On a vu des zombies danseurs, des zombies amoureux, des zombies nazis ou joueurs de base-ball. On en a vu dans un avion, dans une rave-party, sur Alcatraz ou même dans l'espace. Mais jamais jusqu'à présent on en avait vu autant. Tellement de morts vivants au centimètre carré que World War Z est passé directement dans la catégorie "film catastrophe" au même titre que la moitié de la filmo de Roland Emmerich. On parle ici de hordes sanguinaires de milliers d'individus qui bondissent sur leurs proies avec l'agilité de grands fauves. De véritables raz de marée de morts vivants en CGI déferlant devant la caméra de Marc Forster (Neverland, Quantum of Solace) qui montre un certain talent lorsqu'il s'agit de filmer le chaos à grande échelle.

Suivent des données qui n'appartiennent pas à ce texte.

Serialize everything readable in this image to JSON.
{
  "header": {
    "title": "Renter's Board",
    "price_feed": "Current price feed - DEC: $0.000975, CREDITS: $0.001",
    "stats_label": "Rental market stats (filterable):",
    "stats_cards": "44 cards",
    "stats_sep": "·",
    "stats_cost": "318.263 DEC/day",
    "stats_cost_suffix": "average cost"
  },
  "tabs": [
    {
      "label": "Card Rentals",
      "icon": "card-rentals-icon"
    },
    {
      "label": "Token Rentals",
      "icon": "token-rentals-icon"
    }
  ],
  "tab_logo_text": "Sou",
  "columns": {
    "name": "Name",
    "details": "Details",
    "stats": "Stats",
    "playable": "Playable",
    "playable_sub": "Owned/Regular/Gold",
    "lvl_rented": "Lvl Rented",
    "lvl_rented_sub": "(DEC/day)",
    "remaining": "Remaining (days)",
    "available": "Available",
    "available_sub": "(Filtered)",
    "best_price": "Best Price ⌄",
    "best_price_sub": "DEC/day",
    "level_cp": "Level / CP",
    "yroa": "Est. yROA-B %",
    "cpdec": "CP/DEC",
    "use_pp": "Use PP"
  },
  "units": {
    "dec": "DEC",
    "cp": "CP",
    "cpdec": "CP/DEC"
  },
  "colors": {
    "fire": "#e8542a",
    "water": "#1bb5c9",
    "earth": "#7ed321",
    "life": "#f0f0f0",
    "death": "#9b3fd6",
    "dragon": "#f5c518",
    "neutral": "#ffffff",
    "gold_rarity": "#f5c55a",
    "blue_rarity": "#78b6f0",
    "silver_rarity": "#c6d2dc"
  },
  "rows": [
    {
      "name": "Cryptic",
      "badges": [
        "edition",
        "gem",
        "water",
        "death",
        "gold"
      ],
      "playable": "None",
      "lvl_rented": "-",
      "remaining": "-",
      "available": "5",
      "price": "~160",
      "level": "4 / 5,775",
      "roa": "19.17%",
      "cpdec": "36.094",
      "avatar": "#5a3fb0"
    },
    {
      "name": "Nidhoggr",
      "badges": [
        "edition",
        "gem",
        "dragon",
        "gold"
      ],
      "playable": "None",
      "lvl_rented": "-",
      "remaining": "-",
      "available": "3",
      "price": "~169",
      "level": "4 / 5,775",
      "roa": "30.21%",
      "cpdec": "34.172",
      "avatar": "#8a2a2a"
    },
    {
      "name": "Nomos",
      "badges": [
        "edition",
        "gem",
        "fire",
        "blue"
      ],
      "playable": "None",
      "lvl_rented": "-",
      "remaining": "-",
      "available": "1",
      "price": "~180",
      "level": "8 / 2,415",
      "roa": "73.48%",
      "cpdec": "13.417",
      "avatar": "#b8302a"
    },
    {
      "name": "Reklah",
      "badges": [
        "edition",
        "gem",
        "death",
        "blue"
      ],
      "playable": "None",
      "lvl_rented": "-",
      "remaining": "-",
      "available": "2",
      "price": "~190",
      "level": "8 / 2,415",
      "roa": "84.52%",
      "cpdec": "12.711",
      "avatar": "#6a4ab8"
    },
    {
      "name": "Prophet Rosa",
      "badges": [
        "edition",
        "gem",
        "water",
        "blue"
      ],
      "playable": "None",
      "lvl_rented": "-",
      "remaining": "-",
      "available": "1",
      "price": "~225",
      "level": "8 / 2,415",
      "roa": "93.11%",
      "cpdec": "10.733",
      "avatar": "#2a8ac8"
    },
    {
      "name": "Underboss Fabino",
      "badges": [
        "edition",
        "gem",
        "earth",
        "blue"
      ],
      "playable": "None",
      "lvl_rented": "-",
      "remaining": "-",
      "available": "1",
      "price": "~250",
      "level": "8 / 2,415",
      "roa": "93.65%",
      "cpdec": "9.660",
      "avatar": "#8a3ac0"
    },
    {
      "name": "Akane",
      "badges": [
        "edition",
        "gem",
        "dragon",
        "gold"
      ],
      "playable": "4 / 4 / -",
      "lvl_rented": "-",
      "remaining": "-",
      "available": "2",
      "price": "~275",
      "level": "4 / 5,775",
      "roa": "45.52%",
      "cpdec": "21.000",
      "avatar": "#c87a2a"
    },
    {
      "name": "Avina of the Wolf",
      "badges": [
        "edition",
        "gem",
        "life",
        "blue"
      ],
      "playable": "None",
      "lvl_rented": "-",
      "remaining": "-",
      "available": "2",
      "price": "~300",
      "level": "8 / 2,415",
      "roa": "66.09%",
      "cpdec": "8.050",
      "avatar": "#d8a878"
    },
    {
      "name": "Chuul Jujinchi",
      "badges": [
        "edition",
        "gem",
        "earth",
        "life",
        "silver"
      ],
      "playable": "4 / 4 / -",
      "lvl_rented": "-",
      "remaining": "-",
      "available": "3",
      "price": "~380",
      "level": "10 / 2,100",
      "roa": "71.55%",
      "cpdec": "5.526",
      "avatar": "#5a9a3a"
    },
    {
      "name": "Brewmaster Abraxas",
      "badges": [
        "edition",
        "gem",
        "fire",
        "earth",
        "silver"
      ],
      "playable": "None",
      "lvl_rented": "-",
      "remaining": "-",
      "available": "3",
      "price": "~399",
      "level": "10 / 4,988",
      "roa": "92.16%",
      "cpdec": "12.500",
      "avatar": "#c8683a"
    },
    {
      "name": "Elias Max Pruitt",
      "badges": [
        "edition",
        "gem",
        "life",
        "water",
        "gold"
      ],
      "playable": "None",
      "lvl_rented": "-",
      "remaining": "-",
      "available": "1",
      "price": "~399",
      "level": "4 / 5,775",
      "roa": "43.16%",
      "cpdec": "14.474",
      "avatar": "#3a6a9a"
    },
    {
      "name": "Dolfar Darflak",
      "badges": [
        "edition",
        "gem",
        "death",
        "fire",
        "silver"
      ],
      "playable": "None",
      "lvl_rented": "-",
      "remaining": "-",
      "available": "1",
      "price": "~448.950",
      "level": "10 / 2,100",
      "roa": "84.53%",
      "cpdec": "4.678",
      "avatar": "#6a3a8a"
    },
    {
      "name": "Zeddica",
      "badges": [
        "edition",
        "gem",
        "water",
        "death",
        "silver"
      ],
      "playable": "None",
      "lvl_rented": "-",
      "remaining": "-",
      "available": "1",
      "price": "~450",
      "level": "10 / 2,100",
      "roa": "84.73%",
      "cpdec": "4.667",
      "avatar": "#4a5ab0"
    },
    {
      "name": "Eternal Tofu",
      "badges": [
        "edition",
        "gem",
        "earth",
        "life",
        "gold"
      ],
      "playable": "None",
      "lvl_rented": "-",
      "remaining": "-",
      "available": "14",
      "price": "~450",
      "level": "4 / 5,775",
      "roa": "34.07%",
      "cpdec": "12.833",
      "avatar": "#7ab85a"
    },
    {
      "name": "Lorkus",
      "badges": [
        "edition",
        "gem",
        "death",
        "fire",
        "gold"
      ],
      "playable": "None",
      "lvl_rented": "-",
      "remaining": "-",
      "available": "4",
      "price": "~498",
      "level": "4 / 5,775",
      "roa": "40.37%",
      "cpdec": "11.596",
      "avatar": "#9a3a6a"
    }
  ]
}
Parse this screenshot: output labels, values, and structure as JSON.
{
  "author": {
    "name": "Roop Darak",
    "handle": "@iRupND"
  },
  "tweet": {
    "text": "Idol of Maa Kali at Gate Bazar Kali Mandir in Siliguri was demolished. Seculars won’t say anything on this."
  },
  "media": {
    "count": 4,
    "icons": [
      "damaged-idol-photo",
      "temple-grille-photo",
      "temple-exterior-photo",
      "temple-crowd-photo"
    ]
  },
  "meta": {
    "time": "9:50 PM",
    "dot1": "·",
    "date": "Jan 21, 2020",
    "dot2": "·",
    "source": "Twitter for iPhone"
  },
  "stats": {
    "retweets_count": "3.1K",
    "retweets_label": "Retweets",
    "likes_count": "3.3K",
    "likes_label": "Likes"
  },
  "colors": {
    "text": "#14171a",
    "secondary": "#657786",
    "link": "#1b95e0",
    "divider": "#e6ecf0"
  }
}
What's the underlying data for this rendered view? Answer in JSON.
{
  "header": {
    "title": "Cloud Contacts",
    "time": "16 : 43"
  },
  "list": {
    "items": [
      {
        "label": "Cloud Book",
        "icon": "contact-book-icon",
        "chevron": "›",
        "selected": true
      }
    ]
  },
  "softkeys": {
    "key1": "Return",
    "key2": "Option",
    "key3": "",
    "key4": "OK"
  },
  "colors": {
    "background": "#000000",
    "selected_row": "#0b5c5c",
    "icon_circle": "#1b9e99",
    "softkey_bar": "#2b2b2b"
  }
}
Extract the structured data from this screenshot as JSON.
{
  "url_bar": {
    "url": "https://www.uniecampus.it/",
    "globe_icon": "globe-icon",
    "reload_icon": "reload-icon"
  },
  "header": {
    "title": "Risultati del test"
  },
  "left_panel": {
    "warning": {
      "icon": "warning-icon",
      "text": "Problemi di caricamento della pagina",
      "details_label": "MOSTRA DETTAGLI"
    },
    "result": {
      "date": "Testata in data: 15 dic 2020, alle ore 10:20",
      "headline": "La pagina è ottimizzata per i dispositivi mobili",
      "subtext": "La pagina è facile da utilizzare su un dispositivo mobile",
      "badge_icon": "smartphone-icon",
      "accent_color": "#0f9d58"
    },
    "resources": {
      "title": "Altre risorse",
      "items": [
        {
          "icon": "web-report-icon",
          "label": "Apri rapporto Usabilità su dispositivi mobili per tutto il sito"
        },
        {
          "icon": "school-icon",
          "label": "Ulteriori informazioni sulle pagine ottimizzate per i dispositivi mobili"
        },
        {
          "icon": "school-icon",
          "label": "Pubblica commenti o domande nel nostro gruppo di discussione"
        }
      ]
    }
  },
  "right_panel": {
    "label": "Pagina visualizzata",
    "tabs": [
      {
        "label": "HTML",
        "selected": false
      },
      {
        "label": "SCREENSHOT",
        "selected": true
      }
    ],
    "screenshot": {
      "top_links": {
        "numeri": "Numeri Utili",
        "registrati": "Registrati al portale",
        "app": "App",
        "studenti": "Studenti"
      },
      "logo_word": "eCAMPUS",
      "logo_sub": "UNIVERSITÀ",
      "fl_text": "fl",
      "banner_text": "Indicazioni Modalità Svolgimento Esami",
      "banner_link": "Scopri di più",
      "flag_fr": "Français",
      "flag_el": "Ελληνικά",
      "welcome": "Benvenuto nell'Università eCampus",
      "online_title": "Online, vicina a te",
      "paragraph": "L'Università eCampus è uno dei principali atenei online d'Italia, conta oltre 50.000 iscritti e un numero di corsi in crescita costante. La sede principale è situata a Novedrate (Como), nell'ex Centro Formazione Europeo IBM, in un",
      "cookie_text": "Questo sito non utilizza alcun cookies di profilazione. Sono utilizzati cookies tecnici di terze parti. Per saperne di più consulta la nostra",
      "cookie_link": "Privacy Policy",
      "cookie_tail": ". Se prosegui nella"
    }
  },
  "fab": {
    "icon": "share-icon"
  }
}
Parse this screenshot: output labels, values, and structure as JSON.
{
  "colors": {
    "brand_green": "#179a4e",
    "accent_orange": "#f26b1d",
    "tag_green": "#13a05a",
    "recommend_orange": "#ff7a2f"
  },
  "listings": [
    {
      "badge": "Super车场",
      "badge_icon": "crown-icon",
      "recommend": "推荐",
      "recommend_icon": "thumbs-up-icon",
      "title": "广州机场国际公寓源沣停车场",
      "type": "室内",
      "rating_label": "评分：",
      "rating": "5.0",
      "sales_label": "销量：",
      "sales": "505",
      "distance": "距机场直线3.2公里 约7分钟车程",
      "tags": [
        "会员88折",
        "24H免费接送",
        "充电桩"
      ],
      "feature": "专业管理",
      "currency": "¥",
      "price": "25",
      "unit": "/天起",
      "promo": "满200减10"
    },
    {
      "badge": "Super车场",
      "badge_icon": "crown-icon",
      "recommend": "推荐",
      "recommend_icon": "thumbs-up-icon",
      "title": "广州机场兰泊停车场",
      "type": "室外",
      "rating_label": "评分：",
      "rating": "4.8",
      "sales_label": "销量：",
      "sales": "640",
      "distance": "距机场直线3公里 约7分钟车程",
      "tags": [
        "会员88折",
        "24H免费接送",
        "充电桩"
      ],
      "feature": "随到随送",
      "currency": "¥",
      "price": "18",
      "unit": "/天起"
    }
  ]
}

La panique dans les rues de Philadelphie ou les myriades d'infectés prenant d'assaut les fortifications de Jérusalem font partie de ces scènes épiques qui méritent d'être vues, tellement exubérantes qu'il est parfois difficile de garder la bouche fermée. World War Z ne ménage pas ses efforts pour scotcher le spectateur au fond de son fauteuil. Les dix premières minutes du film donnent déjà une idée précise de l'ampleur de la catastrophe et le rythme ne faiblit jamais...
Jusqu'à ce terrible dernier acte. La séquelle la plus visible du cauchemar qu'aura été la pré-production de World War Z. Les multiples scénaristes qui se sont succédés sur le projet ont accouché d'un épilogue (reshooté en urgence sur la demande expresse des producteurs) extrêmement cheap, téléphoné, qui fleure bon le raccommodage et qui dénote totalement avec l'image de blockbuster bien huilé du film de Marc Forster.
Tiens, Gerry Lane partage l'écran...
Mais lorsque l'on sait ce qu'il aura fallu traverser pour que World War Z voit enfin le jour, le film ne s'en sort pas trop mal et évite la catastrophe. Les deux suites annoncées devraient se voir épargner le tumulte du premier épisode et, qui sait, peut être renouer avec la trame du livre. Si ce n'est pas le cas, les lecteurs déçus pourront toujours se consoler en se disant que le simple fait d'investir des millions de dollars dans un film de zombies, genre autrefois limité à une mise en œuvre plus "artisanale", est en soi un hommage mérité à un auteur amoureux fou du genre.